Noa Noa
J'étais
bien loin de ces prisons, les maisons européennes. Une case maorie
n'exile, ne retranche point l'individu de la vie, de l'espace, de
l'infini.
Cependant, je me sentais là bien seul. De part et
d'autre, les habitants du district et moi, nous nous observions, et la
distance entre nous restait entière.
Dès le surlendemain
j'avais épuisé mes provisions. Que faire ? Je m'étais imaginé qu'avec
de l'argent je trouverais tout le nécessaire de la vie. Erreur ! c'est à la nature qu'il faut s'adresser pour vivre et elle est riche et elle est généreuse
: elle ne refuse rien à qui va lui demander sa part des trésors qu'elle
garde dans ses réserves, sur les arbres, dans la montagne, dans la mer.
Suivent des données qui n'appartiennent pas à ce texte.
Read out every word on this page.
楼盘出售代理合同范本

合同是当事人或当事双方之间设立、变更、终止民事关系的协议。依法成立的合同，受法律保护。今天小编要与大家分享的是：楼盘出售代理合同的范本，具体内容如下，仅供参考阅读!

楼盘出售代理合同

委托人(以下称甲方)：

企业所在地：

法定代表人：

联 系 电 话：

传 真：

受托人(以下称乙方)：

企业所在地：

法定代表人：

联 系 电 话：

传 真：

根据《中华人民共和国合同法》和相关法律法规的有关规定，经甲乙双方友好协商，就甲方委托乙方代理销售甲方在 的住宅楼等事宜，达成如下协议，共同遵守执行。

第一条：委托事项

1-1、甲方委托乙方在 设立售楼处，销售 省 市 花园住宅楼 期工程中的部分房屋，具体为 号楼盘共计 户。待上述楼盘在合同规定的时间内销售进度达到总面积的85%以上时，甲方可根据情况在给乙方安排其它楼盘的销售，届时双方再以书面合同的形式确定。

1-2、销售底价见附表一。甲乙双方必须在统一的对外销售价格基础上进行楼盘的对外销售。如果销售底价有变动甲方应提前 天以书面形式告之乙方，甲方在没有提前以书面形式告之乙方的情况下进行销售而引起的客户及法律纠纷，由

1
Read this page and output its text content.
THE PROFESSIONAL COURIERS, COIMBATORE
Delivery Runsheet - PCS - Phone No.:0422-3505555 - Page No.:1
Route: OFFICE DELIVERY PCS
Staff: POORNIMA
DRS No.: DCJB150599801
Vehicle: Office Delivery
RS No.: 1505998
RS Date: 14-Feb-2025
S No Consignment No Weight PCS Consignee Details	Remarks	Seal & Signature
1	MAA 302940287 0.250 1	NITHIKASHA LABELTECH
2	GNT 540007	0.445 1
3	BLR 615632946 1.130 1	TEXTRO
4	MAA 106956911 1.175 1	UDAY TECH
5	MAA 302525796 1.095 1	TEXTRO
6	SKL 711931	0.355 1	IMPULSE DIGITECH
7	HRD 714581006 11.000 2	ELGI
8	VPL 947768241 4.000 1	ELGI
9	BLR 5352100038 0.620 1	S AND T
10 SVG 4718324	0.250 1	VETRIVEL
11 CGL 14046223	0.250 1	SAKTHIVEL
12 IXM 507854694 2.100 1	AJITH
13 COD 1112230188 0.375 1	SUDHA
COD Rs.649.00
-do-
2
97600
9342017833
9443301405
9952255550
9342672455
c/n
Mais il faut savoir grimper aux arbres élevés, aller dans la montagne
et en revenir chargé de fardeaux pesants, prendre le poisson, plonger,
arracher dans le fond de la mer le coquillage solidement attaché au
caillou.
J'étais donc, moi, l'homme civilisé, inférieur,
pour l'instant, aux sauvages vivant heureux autour de moi, dans un lieu
où l'argent, qui ne vient pas de la nature, ne peut servir à
l'acquisition des biens essentiels que la nature produit ; et comme,
l'estomac vide, je songeais tristement à ma situation, j'aperçus un
indigène qui gesticulait vers moi en criant. Les gestes, très
expressifs, traduisaient la parole et je compris : mon voisin
m'invitait à dîner. Mais j'eus honte. D'un signe de tête je refusai.
Quelques minutes après, une petite fille déposait sur le seuil de ma
porte, sans rien dire, quelques aliments proprement entourés de
feuilles fraîches cueillies, puis se retirait. J'avais faim ;
silencieusement aussi j'acceptai. Un peu plus tard, l'homme passa
devant ma case et, me souriant, sans s'arrêter, me dit sur le ton
interrogatif ce seul mot : « Paia ? ». Je devinai : « Es-tu satisfait ?
»
Ce fut, entre ces sauvages et moi, le commencement de
l'apprivoisement réciproque. Sauvages ! Ce mot me venait inévitablement
sur les lèvres quand je considérais ces êtres noirs aux dents de
cannibales.
Déjà pourtant je commençais à comprendre leur
grâce réelle. Cette petite tête brune aux yeux tranquilles, par terre,
sous des touffes de larges feuilles de giromons, ce petit enfant qui
m'étudiait à mon insu et s'enfuit quand mon regard rencontra le sien...
Comme eux pour moi, j'étais pour eux un objet d'observation, l'inconnu,
celui qui ne sait ni la langue ni les usages, ni même l'industrie la
plus initiale, la plus naturelle de la vie. Comme eux pour moi, j'étais
pour eux le « Sauvage ». Et c'est moi qui avais tort, peut-être.